Yolda yürüyen ve elinde bir haç olan bir kadının yüzü Bridget’ın olduğu yöne doğru döndü. Kadının gözleri garip bir biçimde donuktu. Sanki bir yere bakıyordu ancak hiçbir şey göremiyordu, sanki Bridget’ın varlığını hiç fark etmemişti ya da fark etmiş olsa bile önemsememişti. Kadın, saniyeler içinde yanındaki erkek çocuğunun elini sıktı ve yürümeye devam etti. Çocuk götürülmek istemiyor gibi bir ifade takınmıştı.
Bridget, midesinin burkulduğunu hissetti. Bu insanlar nereye gidiyordu, bu yüksek sesler nereden geliyordu bilmiyordu. Ancak durmayacaktı, bu insan selini takip ederek gittikleri yere varmak istiyordu. Korkuyordu göreceklerinden ancak yine de gitmek istiyordu, içindeki bu dürtüyü bastıramamıştı.
Festival alanına yaklaştıkça sesler de netleşmişti. Artık bir kadının sesini duydu, diğer hepsinden çok daha netti. Onlara sesini geçirmeye çalışıyordu adeta. “Yapmadım!” diye haykırdı. “Tanrı şahidimdir! Ben hiçbir şey yapmadım!”
Kalabalığın sesini bastırır gibi bağırıyordu kadın. Ardından kalabalıktan, “Dinlemeyin onu!” diye sesler yükseldi. Bir başka adam, daha da fanatik bir halde, “Tanrı’nın adını ağzına alma!” diye bağırdı. Bridget yaklaştıkça sesler daha da anlaşılabilir oluyordu. “Tanrı’nın gazabı, lanetli ruhların üzerinde olsun!”
Festival diye anons edilen alan, bir panayır alanı değildi. Yaklaştıkça fark etti: bir idam töreni hazırlanıyordu.
İleriye doğru yükselen tahta bir iskele çekmişti Bridget’ın dikkatini. İskelede birisi vardı ancak yüzünü göremiyordu, insanlar görüş açısını kapatıyordu. Önce iskeleyi çevreleyen kalabalığa baktı. Çok öfkeli bir halktı bu, hiç bu kadar öfkelisini görmemişti Bridget. Bazıları ise dua ediyordu, ölecek olan kişinin ruhunun arınması için Tanrı’ya yalvarıyorlardı.

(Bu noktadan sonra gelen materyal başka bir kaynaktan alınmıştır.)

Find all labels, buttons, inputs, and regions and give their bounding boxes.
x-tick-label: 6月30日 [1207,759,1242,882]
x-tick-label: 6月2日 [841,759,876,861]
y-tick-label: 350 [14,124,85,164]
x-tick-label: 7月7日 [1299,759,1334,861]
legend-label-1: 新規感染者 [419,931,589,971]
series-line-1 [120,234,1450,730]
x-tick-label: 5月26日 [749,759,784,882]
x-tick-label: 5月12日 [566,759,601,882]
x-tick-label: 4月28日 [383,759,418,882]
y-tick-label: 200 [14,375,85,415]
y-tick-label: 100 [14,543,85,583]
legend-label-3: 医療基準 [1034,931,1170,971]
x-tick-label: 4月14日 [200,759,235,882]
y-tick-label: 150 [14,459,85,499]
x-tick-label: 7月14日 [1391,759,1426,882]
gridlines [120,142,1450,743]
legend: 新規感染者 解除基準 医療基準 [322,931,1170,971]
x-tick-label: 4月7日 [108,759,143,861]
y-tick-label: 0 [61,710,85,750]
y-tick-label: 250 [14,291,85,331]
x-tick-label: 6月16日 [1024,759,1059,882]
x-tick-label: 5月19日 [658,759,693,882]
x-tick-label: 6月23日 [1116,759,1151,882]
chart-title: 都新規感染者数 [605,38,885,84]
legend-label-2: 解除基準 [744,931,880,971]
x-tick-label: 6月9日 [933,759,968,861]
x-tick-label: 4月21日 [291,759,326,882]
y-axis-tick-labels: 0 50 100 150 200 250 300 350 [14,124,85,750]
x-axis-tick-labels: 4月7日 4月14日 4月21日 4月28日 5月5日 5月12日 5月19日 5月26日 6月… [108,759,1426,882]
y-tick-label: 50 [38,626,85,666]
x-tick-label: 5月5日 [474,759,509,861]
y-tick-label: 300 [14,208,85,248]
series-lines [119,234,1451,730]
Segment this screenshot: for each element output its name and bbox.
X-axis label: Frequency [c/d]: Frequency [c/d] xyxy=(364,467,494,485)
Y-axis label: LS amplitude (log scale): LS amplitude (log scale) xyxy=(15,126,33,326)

Kalabalığın en önlerinde duran tanıdık yüzler çekti dikkatini. Daha önce bu adamları görmediğine dair yemin edebilirdi oysaki Bridget. Siyah cüppeler içindeydi ikisi de birisi elinde kalın bir kâğıt tutuyordu, diğeri ise elinde bir meşale tutuyordu. Bridget, bu hiç görmediği iki adamın da ismini zihninin yankısı olarak hissetti. Jonathan Corwin. John Hathorne.
Jonathan Corwin’in elinin havaya kalktığını gördü Bridget, herkesi susturmak istermiş gibi bir havası vardı. “Tanrı’nın iradesiyle, huzurumuz için bu kadın asılacaktır! Şeytanla anlaşma yapanın cezası iptir!” diye bağırdı gaddar bir soğukkanlılıkla.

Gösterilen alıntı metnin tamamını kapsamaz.